Some 100 children were among the 311 people killed in the giant mudslide that slammed into the southern Colombian town of Mocoa last week, the government said Thursday.
The mudslide hit late Friday after heavy rains caused three rivers to flood, sending a sea of mud, boulders and debris crashing into the town.
The latest death toll was given by the country's Disasters Risk Management office.
More than 300 people remain missing, according to President Juan Manuel Santos.
Mocoa, the capital of the department of Putumayo, was home to 70,000 people, about 45,000 of whom were affected by the disaster, according to the Red Cross.
In an effort to speed up reconstruction, the government formally declared a 30-day state of economic, social and ecological emergency in Mocoa, which will allow direct contracting of services without the need for formal, more time-consuming procedures.

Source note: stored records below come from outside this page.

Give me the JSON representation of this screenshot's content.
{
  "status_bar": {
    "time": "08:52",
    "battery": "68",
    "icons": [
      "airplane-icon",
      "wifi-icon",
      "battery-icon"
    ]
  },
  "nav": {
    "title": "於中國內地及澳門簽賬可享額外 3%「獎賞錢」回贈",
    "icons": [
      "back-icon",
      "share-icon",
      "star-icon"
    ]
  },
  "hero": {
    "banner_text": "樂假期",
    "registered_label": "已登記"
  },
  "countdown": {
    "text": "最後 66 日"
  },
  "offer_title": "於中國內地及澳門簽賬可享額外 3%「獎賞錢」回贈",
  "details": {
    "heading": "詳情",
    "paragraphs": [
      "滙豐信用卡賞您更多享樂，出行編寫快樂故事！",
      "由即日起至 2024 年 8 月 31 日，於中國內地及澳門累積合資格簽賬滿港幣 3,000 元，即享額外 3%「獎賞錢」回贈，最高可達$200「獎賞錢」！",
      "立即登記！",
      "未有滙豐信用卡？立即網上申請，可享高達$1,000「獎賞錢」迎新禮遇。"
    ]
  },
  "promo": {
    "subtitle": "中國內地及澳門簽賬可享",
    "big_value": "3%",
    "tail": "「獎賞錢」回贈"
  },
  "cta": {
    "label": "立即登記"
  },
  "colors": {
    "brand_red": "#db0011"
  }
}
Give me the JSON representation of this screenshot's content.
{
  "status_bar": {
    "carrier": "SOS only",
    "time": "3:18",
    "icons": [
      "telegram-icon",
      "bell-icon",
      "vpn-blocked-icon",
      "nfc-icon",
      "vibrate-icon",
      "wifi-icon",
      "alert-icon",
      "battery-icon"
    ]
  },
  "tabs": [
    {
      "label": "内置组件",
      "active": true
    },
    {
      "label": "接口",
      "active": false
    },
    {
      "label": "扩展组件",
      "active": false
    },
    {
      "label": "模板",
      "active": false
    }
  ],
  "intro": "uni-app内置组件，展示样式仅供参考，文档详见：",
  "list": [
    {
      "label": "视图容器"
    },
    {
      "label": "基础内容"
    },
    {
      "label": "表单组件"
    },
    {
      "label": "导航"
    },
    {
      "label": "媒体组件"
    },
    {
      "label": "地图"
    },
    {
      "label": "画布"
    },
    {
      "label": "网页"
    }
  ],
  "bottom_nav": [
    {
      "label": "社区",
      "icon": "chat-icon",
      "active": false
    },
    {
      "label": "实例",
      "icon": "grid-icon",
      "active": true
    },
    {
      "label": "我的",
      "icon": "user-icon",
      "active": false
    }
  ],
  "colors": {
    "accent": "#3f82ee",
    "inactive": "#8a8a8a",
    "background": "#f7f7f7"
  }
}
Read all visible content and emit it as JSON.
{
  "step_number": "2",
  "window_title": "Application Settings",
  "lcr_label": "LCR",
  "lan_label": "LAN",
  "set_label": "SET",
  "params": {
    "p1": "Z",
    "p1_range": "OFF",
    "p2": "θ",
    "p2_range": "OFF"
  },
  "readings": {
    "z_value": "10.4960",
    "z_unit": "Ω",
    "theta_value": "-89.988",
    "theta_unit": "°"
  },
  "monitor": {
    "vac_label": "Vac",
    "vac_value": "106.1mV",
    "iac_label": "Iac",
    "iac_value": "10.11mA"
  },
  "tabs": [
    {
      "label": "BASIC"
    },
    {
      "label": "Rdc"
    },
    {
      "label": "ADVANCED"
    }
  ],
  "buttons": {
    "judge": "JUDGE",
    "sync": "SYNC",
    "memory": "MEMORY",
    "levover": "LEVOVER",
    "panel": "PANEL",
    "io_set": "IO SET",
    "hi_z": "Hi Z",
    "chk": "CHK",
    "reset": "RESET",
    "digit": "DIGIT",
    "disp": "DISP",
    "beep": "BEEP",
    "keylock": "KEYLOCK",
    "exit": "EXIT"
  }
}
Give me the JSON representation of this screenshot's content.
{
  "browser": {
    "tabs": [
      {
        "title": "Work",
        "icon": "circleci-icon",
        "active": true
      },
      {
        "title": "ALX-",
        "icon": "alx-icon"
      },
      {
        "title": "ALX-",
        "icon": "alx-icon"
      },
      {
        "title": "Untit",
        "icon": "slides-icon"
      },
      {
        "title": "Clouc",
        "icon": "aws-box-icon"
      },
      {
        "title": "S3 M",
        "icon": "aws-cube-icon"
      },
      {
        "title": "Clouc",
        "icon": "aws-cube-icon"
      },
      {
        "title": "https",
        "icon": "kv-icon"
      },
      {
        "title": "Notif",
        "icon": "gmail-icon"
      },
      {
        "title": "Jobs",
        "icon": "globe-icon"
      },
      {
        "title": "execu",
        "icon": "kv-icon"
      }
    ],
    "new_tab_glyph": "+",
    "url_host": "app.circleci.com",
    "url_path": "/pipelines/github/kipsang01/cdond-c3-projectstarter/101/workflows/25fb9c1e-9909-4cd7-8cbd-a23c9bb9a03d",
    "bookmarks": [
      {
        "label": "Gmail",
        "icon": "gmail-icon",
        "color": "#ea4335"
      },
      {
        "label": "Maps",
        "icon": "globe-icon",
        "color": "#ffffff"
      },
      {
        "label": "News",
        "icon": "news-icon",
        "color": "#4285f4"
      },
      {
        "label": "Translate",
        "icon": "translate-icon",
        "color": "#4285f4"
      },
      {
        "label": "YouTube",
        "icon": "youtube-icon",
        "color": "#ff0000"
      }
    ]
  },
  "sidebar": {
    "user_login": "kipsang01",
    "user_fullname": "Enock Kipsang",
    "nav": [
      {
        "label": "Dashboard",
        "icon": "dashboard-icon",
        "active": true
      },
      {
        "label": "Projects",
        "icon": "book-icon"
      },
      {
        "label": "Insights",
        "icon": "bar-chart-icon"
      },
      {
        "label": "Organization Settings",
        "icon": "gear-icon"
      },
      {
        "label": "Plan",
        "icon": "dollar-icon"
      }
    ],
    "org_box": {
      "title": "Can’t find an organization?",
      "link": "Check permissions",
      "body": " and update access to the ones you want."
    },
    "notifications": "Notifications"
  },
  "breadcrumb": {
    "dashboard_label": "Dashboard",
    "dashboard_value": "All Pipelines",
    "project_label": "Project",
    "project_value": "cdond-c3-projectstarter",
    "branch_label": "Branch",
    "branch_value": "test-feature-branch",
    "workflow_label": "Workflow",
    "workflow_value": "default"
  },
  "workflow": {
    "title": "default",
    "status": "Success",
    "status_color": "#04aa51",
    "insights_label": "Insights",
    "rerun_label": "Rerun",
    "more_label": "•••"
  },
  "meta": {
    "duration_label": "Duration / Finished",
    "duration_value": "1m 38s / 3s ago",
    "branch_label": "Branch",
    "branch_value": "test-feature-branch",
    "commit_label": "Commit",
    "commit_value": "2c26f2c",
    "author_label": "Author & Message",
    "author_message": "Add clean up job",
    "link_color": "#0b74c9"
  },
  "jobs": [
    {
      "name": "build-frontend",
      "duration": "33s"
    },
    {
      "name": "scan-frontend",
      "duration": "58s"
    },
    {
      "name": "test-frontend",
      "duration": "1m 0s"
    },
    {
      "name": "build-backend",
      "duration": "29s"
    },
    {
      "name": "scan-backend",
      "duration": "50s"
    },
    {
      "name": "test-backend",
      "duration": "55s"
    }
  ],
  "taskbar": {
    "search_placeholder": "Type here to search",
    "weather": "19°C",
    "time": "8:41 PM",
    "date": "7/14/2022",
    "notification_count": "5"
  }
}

The hardest-hit areas were impoverished neighborhoods populated with residents uprooted during Colombia's five-decade civil war.
Authorities are investigating whether local and regional officials correctly enforced building codes and planned adequately for natural disasters.
The mayor, the governor and their predecessors are also being probed to see whether they bear any responsibility, according to Colombian media reports.
The mudslide turned Mocoa into a wasteland of earth, boulders and debris.
Many survivors have had to take the disaster response effort into their own hands, clawing through the mud for their loved ones, digging their graves themselves and defending what belongings they have left from looters.